Russian coastal city needs $150 million to recover pollution hotspots

A Russian city on the coast of the Baltic Sea needs a further $150 million (£104 million) in order to clean up its worst pollution hotspots, although the pollution load has decreased by 20% over the last 10 years.


Wastewater treatment and drinking water quality are inadequate for about 500,000 residents of the city of Kaliningrad, situated in an enclave of Russia between Lithuania and Poland, formerly Northern East Prussia, according to the Helsinki Commission (HELCOM), the organisation that assesses and monitors pollution being emitted into the Baltic Sea. Nearly half of the way into an action programme to clean up the region, none of the Kaliningrad’s nine worst pollution sources, including pulp mills, an oil terminal, and agricultural land, can be removed from the Commission’s list of pollution hotspots (see list and map of hotspots).

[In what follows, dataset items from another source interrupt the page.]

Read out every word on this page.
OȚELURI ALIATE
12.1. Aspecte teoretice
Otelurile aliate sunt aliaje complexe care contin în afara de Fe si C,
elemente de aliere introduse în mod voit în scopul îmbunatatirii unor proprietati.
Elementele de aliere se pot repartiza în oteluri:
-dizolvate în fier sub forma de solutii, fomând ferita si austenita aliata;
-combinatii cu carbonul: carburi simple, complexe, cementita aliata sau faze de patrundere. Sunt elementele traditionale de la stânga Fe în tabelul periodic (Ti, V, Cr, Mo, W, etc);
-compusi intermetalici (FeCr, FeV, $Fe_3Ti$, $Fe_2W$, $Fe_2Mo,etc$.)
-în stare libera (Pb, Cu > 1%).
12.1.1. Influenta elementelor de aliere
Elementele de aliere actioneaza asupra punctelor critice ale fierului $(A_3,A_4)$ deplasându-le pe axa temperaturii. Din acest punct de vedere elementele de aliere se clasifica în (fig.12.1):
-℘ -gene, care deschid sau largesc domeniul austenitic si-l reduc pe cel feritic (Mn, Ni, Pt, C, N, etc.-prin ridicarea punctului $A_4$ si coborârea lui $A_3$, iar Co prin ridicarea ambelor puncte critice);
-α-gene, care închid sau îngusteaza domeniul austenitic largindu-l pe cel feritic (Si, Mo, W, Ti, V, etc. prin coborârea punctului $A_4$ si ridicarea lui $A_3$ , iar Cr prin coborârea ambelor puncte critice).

While around 160,000 cubic metres of wastewater are generated by the city every day, the pre-war treatment plant can only cope with 68,000 cubic metres, and the new treatment plant is not expected to be ready until 2005, says the Commission. In total, 150 million cubic metres of untreated industrial and municipal sewage, containing more than 30,000 tonnes of pollutants, are emitted into the regions rivers every year. In turn, this flows into the Vistula and Curonian lagoons which, together with adjoining wetlands, are also listed as pollution hotspots.

There is also inadequate storage or processing of toxic waste, with currently 6,000 tonnes of hazardous industrial waste deposited in temporary storage houses not designed for this purpose, contributing to the high risk of toxic substances leaking into the ground. The problem of how to deal with the problem of how to dispose of medical waste also has yet to be solved, says HELCOM.

However, with the support of international financial institutions, improvements have been occurring, including the development of wastewater treatment plants in the region, and the partial reconstruction of three hotspot pulp and paper mills. Nevertheless, says Göte Svenson, Chairman of HELCOM’s Programme Implementation Task Force, the current momentum for cleaning up the area needs to be kept up despite the difficult economic situation under which there is unlikely to be government money for commercial hotspots.

In other countries bordering the Baltic Sea, the programme to clean up pollution has been largely successful, with 22 of the original 132 hotspots being removed from the list since 1992 (see related story). In that time, the amount of phosphorus being released from all hotspots has decreased by a third, and nitrogen has been cut back by 25%.